Soft wall is the energy-absorbing material that mitigates the danger of head-on crashes. Harvick hit the wall head-on last Sunday late in the Daytona 500. He was sore physically and he’s sore emotionally that a sport making so much money won’t spend to make the top safety technology universal, even in the sport’s premier venue.
“The tracks, for the most part, don’t listen to really anything unless it’s profitable for their shareholders,” Harvick said Friday. “So when you see somebody spending $400 million on their track, and they don’t have soft walls around the inside, maybe they could spend $403 million on their track and finish the inside of the speedway down there in Daytona.
“Yeah, I was sore all week. And just today I feel good enough to do what I need to do.
“It was a little frustrating, because it really shouldn’t even be a debate. … It’s just one of those things, I guess, that you just wait around for something else (horrible) to happen and then they’ll fix it.”
Harvick certainly isn’t the first to sound this warning. Jeff Gordon talked about the spotty use of soft wall at Dover after a similar jarring crash at Charlotte Motor Speedway.
Could have been worse: Jimmie Johnson said of “knockout” qualifying Friday, “Today went better than I expected, to be honest.” That sounded like code for “This thing needs a tweak.”
Johnson, and he’s not alone, saw it coming that when teams feel compelled to stroll around a track, attempting to cool a hot engine, with other drivers trying to set pole records, you’re asking for a crash. Count Johnson among drivers who say the solution is letting teams use cool-down units along pit road in qualifying.

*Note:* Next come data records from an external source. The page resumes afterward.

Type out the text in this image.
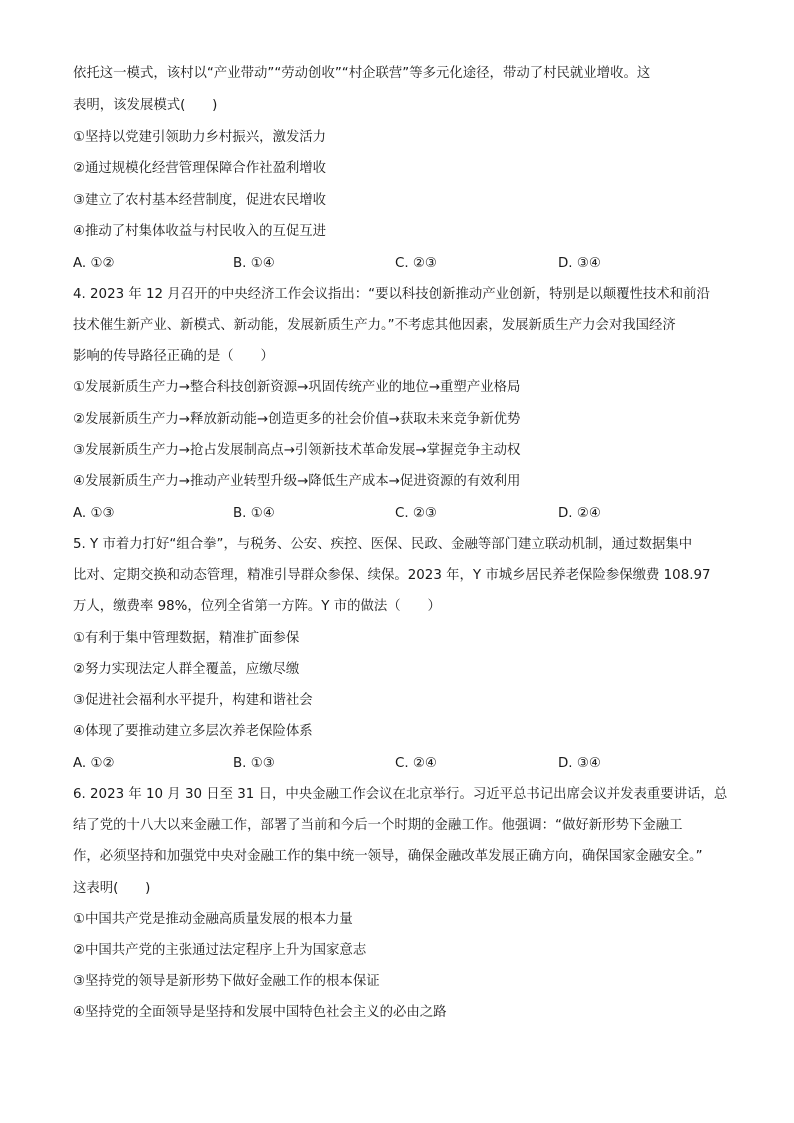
依托这一模式，该村以“产业带动”“劳动创收”“村企联营”等多元化途径，带动了村民就业增收。这
表明，该发展模式(　　)
①坚持以党建引领助力乡村振兴，激发活力
②通过规模化经营管理保障合作社盈利增收
③建立了农村基本经营制度，促进农民增收
④推动了村集体收益与村民收入的互促互进
A. ①②	B. ①④	C. ②③	D. ③④
4. 2023 年 12 月召开的中央经济工作会议指出：“要以科技创新推动产业创新，特别是以颠覆性技术和前沿
技术催生新产业、新模式、新动能，发展新质生产力。”不考虑其他因素，发展新质生产力会对我国经济
影响的传导路径正确的是（　　）
①发展新质生产力→整合科技创新资源→巩固传统产业的地位→重塑产业格局
②发展新质生产力→释放新动能→创造更多的社会价值→获取未来竞争新优势
③发展新质生产力→抢占发展制高点→引领新技术革命发展→掌握竞争主动权
④发展新质生产力→推动产业转型升级→降低生产成本→促进资源的有效利用
A. ①③	B. ①④	C. ②③	D. ②④
5. Y 市着力打好“组合拳”，与税务、公安、疾控、医保、民政、金融等部门建立联动机制，通过数据集中
比对、定期交换和动态管理，精准引导群众参保、续保。2023 年，Y 市城乡居民养老保险参保缴费 108.97
万人，缴费率 98%，位列全省第一方阵。Y 市的做法（　　）
①有利于集中管理数据，精准扩面参保
②努力实现法定人群全覆盖，应缴尽缴
③促进社会福利水平提升，构建和谐社会
④体现了要推动建立多层次养老保险体系
A. ①②	B. ①③	C. ②④	D. ③④
6. 2023 年 10 月 30 日至 31 日，中央金融工作会议在北京举行。习近平总书记出席会议并发表重要讲话，总
结了党的十八大以来金融工作，部署了当前和今后一个时期的金融工作。他强调：“做好新形势下金融工
作，必须坚持和加强党中央对金融工作的集中统一领导，确保金融改革发展正确方向，确保国家金融安全。”
这表明(　　)
①中国共产党是推动金融高质量发展的根本力量
②中国共产党的主张通过法定程序上升为国家意志
③坚持党的领导是新形势下做好金融工作的根本保证
④坚持党的全面领导是坚持和发展中国特色社会主义的必由之路
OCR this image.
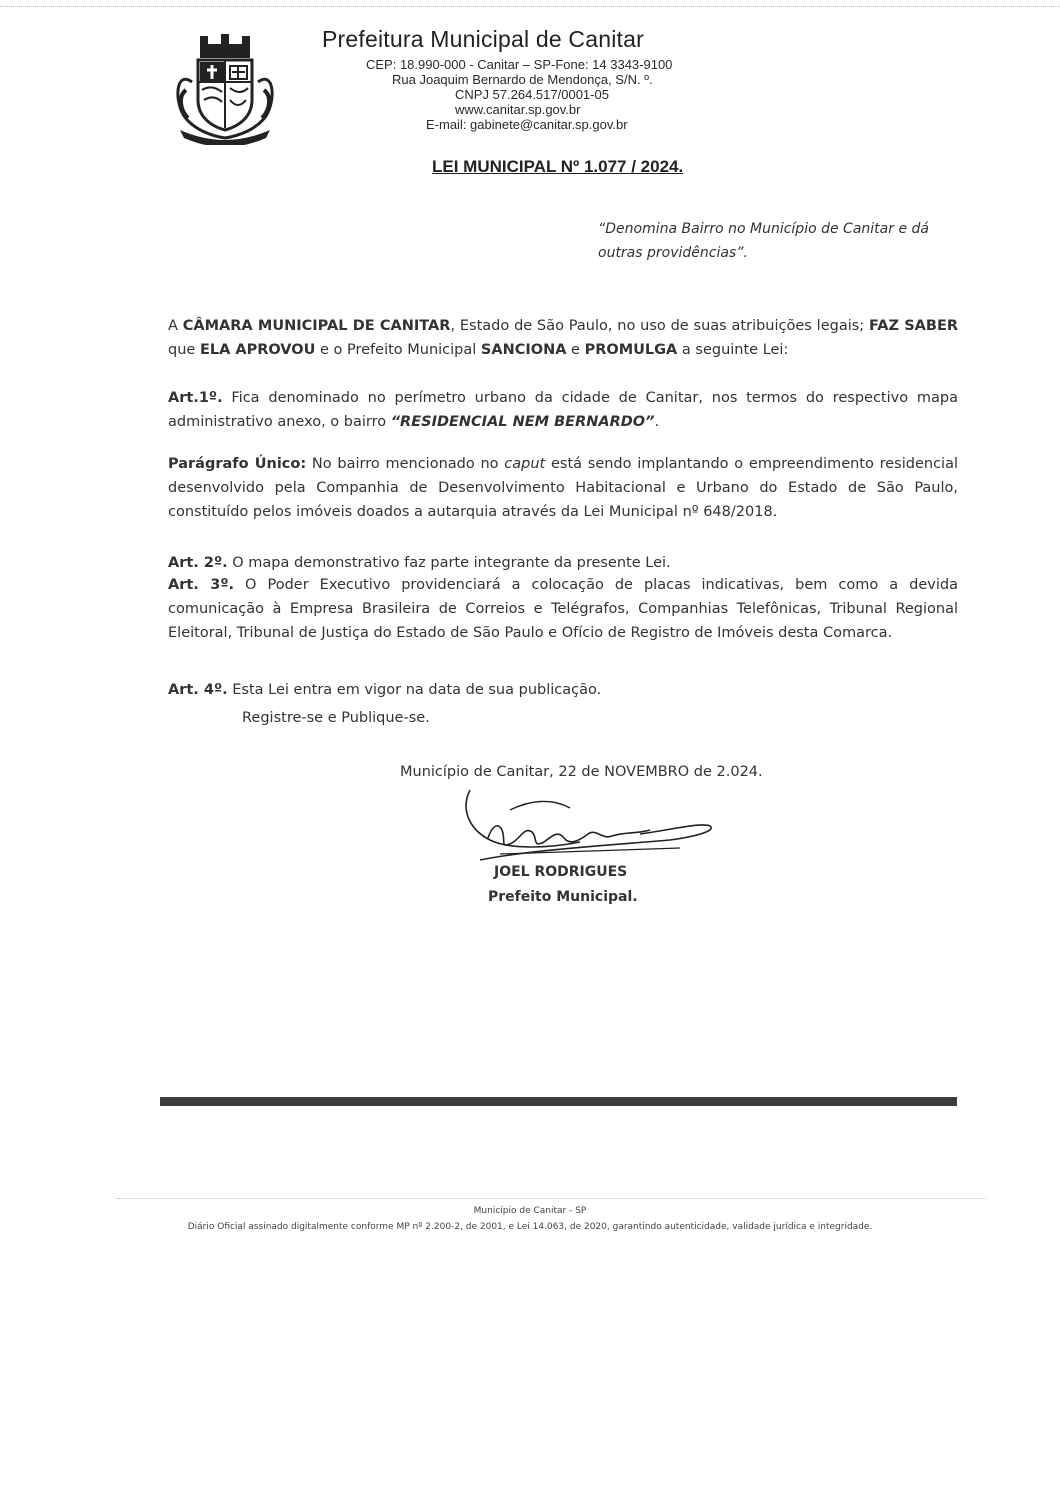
Prefeitura Municipal de Canitar
CEP: 18.990-000 - Canitar – SP-Fone: 14 3343-9100
Rua Joaquim Bernardo de Mendonça, S/N. º.
CNPJ 57.264.517/0001-05
www.canitar.sp.gov.br
E-mail: gabinete@canitar.sp.gov.br
LEI MUNICIPAL Nº 1.077 / 2024.
“Denomina Bairro no Município de Canitar e dá outras providências”.
A CÂMARA MUNICIPAL DE CANITAR, Estado de São Paulo, no uso de suas atribuições legais; FAZ SABER que ELA APROVOU e o Prefeito Municipal SANCIONA e PROMULGA a seguinte Lei:
Art.1º. Fica denominado no perímetro urbano da cidade de Canitar, nos termos do respectivo mapa administrativo anexo, o bairro “RESIDENCIAL NEM BERNARDO”.
Parágrafo Único: No bairro mencionado no caput está sendo implantando o empreendimento residencial desenvolvido pela Companhia de Desenvolvimento Habitacional e Urbano do Estado de São Paulo, constituído pelos imóveis doados a autarquia através da Lei Municipal nº 648/2018.
Art. 2º. O mapa demonstrativo faz parte integrante da presente Lei.
Art. 3º. O Poder Executivo providenciará a colocação de placas indicativas, bem como a devida comunicação à Empresa Brasileira de Correios e Telégrafos, Companhias Telefônicas, Tribunal Regional Eleitoral, Tribunal de Justiça do Estado de São Paulo e Ofício de Registro de Imóveis desta Comarca.
Art. 4º. Esta Lei entra em vigor na data de sua publicação.
Registre-se e Publique-se.
Município de Canitar, 22 de NOVEMBRO de 2.024.
JOEL RODRIGUES
Prefeito Municipal.
Município de Canitar - SP
Diário Oficial assinado digitalmente conforme MP nº 2.200-2, de 2001, e Lei 14.063, de 2020, garantindo autenticidade, validade jurídica e integridade.
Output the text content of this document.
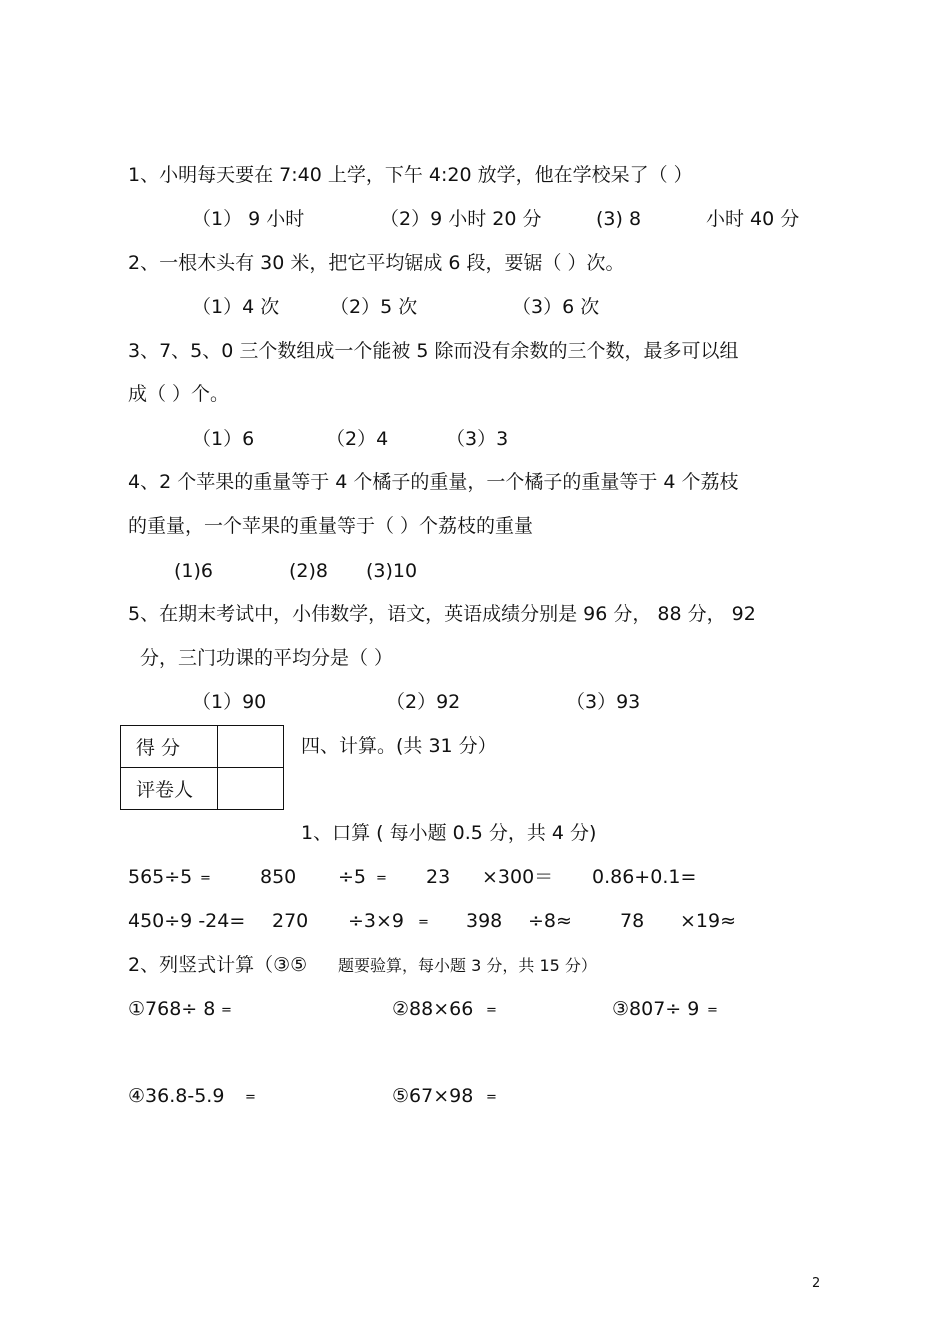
1、小明每天要在 7:40 上学，下午 4:20 放学，他在学校呆了（ ）
（1） 9 小时	（2）9 小时 20 分	(3) 8	小时 40 分
2、一根木头有 30 米，把它平均锯成 6 段，要锯（ ）次。
（1）4 次	（2）5 次	（3）6 次
3、7、5、0 三个数组成一个能被 5 除而没有余数的三个数，最多可以组
成（ ）个。
（1）6	（2）4	（3）3
4、2 个苹果的重量等于 4 个橘子的重量，一个橘子的重量等于 4 个荔枝
的重量，一个苹果的重量等于（ ）个荔枝的重量
(1)6	(2)8 (3)10
5、在期末考试中，小伟数学，语文，英语成绩分别是 96 分， 88 分， 92
分，三门功课的平均分是（ ）
（1）90	（2）92	（3）93
得 分	
评卷人	
四、计算。(共 31 分）
1、口算 ( 每小题 0.5 分，共 4 分)
565÷5 =	850 ÷5 = 23 ×300＝ 0.86+0.1=
450÷9 -24= 270 ÷3×9 = 398 ÷8≈	78 ×19≈
2、列竖式计算（③⑤ 题要验算，每小题 3 分，共 15 分）
①768÷ 8 =	②88×66 =	③807÷ 9 =
④36.8-5.9 =	⑤67×98 =
2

On the other hand…: Pole-sitter Brad Keselowski said it’s unreasonable to make sweeping generalizations about this new qualifying method based on one race. He said each track’s unique layout and surface will change how teams approach qualifying.
Of course this was just Keselowski’s fourth pole in 163 Sprint Cup starts. He acknowledged this new format fits his approach.
Staying West: Apparently a number of drivers are going straight from Phoenix to Las Vegas, rather than return to their home bases. Vegas’ schedule is set up with an extra day, adding roughly four hours of testing to the week. Drivers want every minute of seat time NASCAR allows.
Practice makes ...: Kevin Harvick was consistently the fastest driver in the two Saturday practice sessions. He drove a top lap at 136.96 mph in the second practice. Kyle Larson had the second-fastest lap at 136.596. Ryan Newman had the third-fastest at 136.508.
Three things to watch
1. More go-for-it racing. Denny Hamlin said with this new scoring system (points matter less, wins matter more) you’re going to see teams quicker to throwe away initial race setups and taking more chances because racing for second is like racing for nothing.
2. Dramatic contrast. The contrast between superspeedway/restrictor plate racing in Daytona and short-track racing in Phoenix is dramatic. In Florida, you’re worrying about being caught up in the “Big One.” In Arizona, you worry if you aren’t in the front early, you might never get there.
3. Engine wear. Crew chiefs expressed concern about the stress this new “knockout” qualifying could potentially place on engines. More blowouts?
Observations• Hopefully it’s a lovely, dry day in Avondale Sunday. Showers Saturday were the first measurable rainfall in metro Phoenix since December.
• You can’t beat the views of mesas surrounding Phoenix International Raceway. But think twice before hiking – rattlesnake country.
• Pretty cool that Bill Elliott volunteered to fill in as Dale Earnhardt, Jr.’s spotter Friday and Saturday. Dale’s normal spotter is out this week with a health issue.